Making The Most Of The WordPress Debugging Feature

Debugging WordPress themes and plugins is an essential, ongoing process to improve your website and smooth out any defects that are detected. When bugs arise, you can always file a bug report, but without the WordPress debugging feature this can unnecessarily cost you some precious time.

 

 

The best option is to learn how to clear bugs yourself. Luckily, WordPress provides a simple, built-in debugging process that is accessible to all its users. Way to go WordPress! The WordPress debugging feature is fairly easy to activate and use. Once it is activated, the system generates a debug.log file in the wp-content folder where you’ll be able to clearly see what is causing an issue with your website.

As you can imagine it becomes extremely useful to have a debug.log if you’re experiencing unknown problems or are receiving “Error” messages without any description (such as Error 500 or Error 200). As well as giving you clarity, you’ll also be able to get faster support from us if you can add the debug.log in the tickets you raise. In the end, everybody will save some time and confusion.

Activating The WordPress Debugging Feature

So, time to enable the WordPress debugging feature! First log into cPanel or access your account using SSH. Using the cPanel File Manager open the wp-config.php file in your preferred text editor. To activate the WordPress debugging feature, add the parameter WP_DEBUG to the wp-config.php file. The parameter should be changed to “false” as the default.

Here is how it should be modified in the wp-config.php file:

define( ‘WP_DEBUG’, true );

define( ‘WP_DEBUG’, false );

If you add the WP_DEBUG parameter, thus enabling the WordPress debugging feature, then all the errors, notices and warnings from your website will be clearly displayed for you. This is a great feature when faced with fatal errors, errors with no definitions or a blank screen.

Storing Errors In A Log File

There are a few additional settings you can use to manipulate the debugging information that WordPress offers. One of these settings is a useful companion for the WP_DEBUG parameter – the debug log file. As previously mentioned, the WordPress debug log will store all the errors, notices, and warnings that you experience throughout your website in a cohesive log file, which will be placed in the wp-content folder.

By default, this setting is disabled so you need to go in and enable it yourself. WP_DEBUG_LOG is the trigger for creating the debug.log. You can simply add the following code in wp-config.php file:

define( ‘WP_DEBUG_LOG’, true );

(If you want to have a debug.log, then the WP_DEBUG parameter needs to be defined as “true” beforehand.)

Displaying Errors In Pages

Another great companion for the WP_DEBUG parameter is WP_DEBUG_DISPLAY. This setting will be enabled by default. It basically allows error and warning messages to be displayed on web pages. If you want to disable this so that messages are hidden from view add the following line to the wp-config.php file:

define( ‘WP_DEBUG_DISPLAY’, false );

When To Use The WordPress Debugging Feature

You can use the WordPress debugging feature for theme issues, plugin conflicts, fatal errors and the white “screen of death” that we all dread so much. The debugging mode will help you to define the root of any issues you experience more accurately and give you the ability to solve them faster.

Using the WordPress debugging feature or debug.log is generally intended for use by developersand is not recommended for live websites. Staging and other development environments are the best places to use those features. However, the debugging feature can be used in certain cases to help troubleshoot issues from third-party code, such as themes or plugins.

Examples Of The WordPress Debugging Feature

// Enable WP_DEBUG mode

define( ‘WP_DEBUG’, true );

// Enable Debug logging to the /wp-content/debug.log file

define( ‘WP_DEBUG_LOG’, true );

// Disable display of errors and warnings

define( ‘WP_DEBUG_DISPLAY’, false );

Additional Resources

 

 

If after you’ve activated the WordPress debugging feature and followed our instructions you’re still experiencing some difficulties or confusion – don’t hesitate to reach out to support. You can get help by visiting the Artbees community forum. This is an excellent source to discover tips and expert advice from Artbees members and users.

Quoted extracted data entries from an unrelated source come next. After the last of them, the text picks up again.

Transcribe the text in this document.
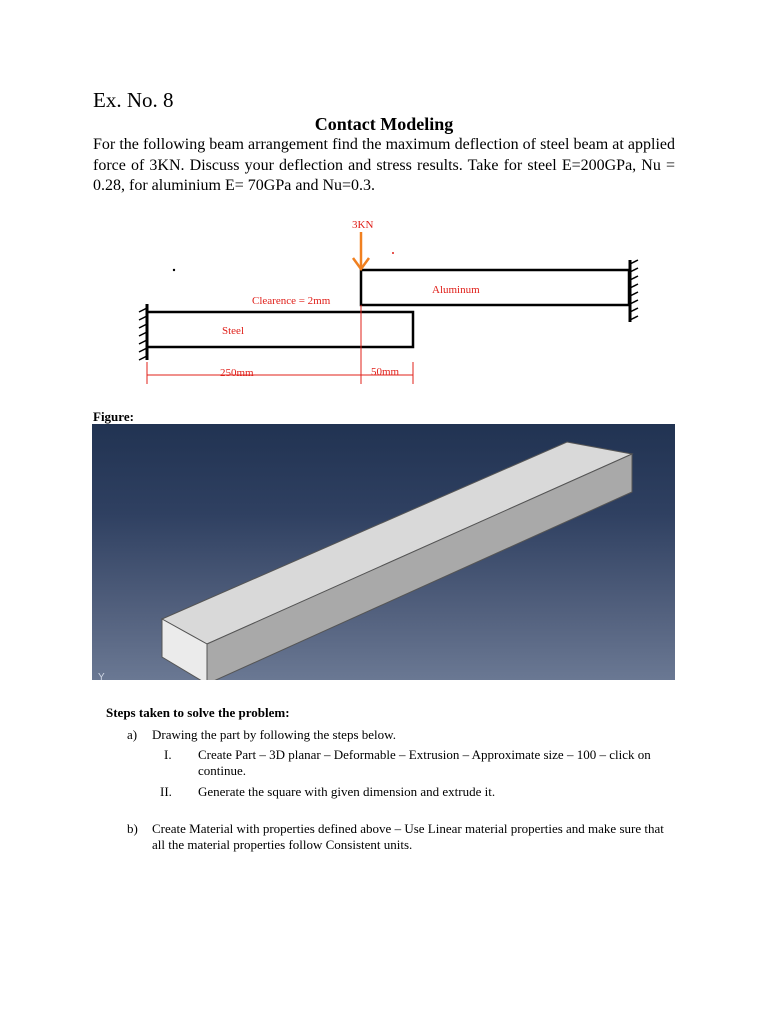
Ex. No. 8
Contact Modeling

For the following beam arrangement find the maximum deflection of steel beam at applied force of 3KN. Discuss your deflection and stress results. Take for steel E=200GPa, Nu = 0.28, for aluminium E= 70GPa and Nu=0.3.

3KN
Aluminum
Clearence = 2mm
Steel
250mm	50mm
Figure:
Y
Steps taken to solve the problem:
a) Drawing the part by following the steps below.
I. Create Part – 3D planar – Deformable – Extrusion – Approximate size – 100 – click on continue.
II. Generate the square with given dimension and extrude it.
b) Create Material with properties defined above – Use Linear material properties and make sure that all the material properties follow Consistent units.
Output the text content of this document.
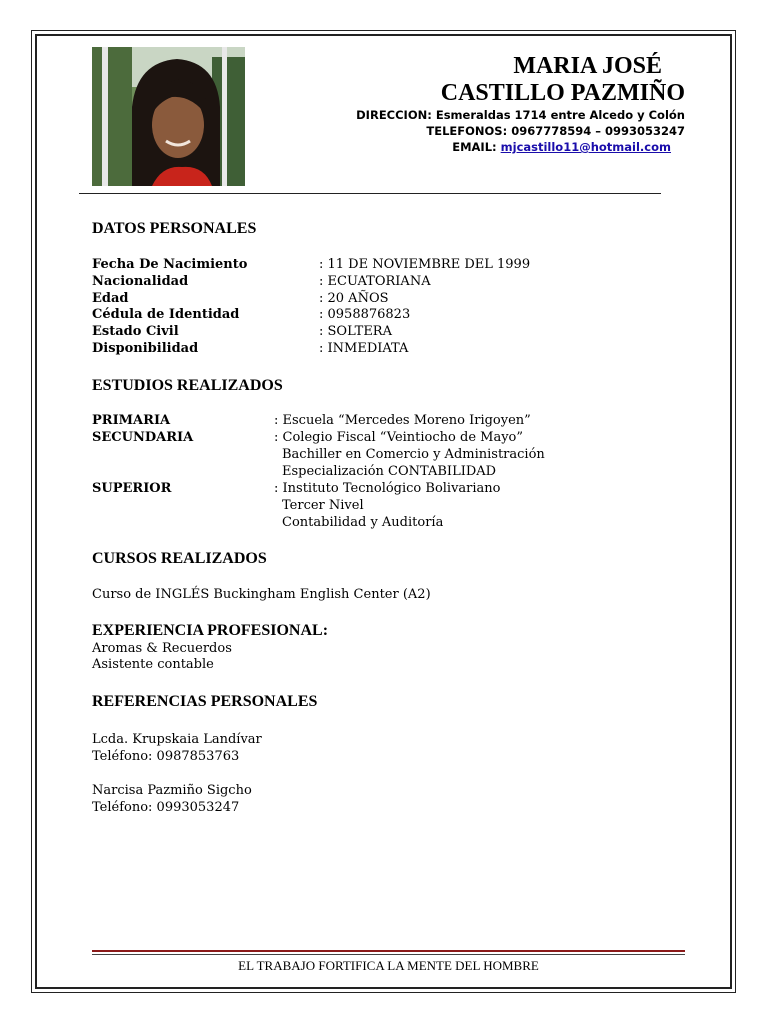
MARIA JOSÉ
CASTILLO PAZMIÑO
DIRECCION: Esmeraldas 1714 entre Alcedo y Colón
TELEFONOS: 0967778594 – 0993053247
EMAIL: mjcastillo11@hotmail.com
DATOS PERSONALES
Fecha De Nacimiento	: 11 DE NOVIEMBRE DEL 1999
Nacionalidad	: ECUATORIANA
Edad	: 20 AÑOS
Cédula de Identidad	: 0958876823
Estado Civil	: SOLTERA
Disponibilidad	: INMEDIATA
ESTUDIOS REALIZADOS
PRIMARIA	: Escuela “Mercedes Moreno Irigoyen”
SECUNDARIA	: Colegio Fiscal “Veintiocho de Mayo”
Bachiller en Comercio y Administración
Especialización CONTABILIDAD
SUPERIOR	: Instituto Tecnológico Bolivariano
Tercer Nivel
Contabilidad y Auditoría
CURSOS REALIZADOS
Curso de INGLÉS Buckingham English Center (A2)
EXPERIENCIA PROFESIONAL:
Aromas & Recuerdos
Asistente contable
REFERENCIAS PERSONALES
Lcda. Krupskaia Landívar
Teléfono: 0987853763
Narcisa Pazmiño Sigcho
Teléfono: 0993053247
EL TRABAJO FORTIFICA LA MENTE DEL HOMBRE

Otherwise, as mentioned previously, you can head to the support portal and file a feature / bug report. Submitting a feature request or reporting a bug via the support portal is simple and can be done in just a couple of easy steps. This is a viable option at any point and time while you have a support subscription. But even if your support subscription is expired, you can open up a ticket, choose “Bug report” as the type of ticket and then submit your issue. Anything beyond that you’ll have to extend your support subscription which you can learn to do here.

Final Thoughts On The WordPress Debugging Feature

As you can see WordPress includes a whole array of settings that can be used to help debug your themes, applications, custom codes, and more. All you have to do is activate the WordPress Debugging Feature and then add or alter code when you want to tweak the settings. If all else fails, you can always reach out to support or to the Artbees community forum. We’re here to help and so is WordPress! Hopefully with this advice you’ll be a bit closer to a bug-free site!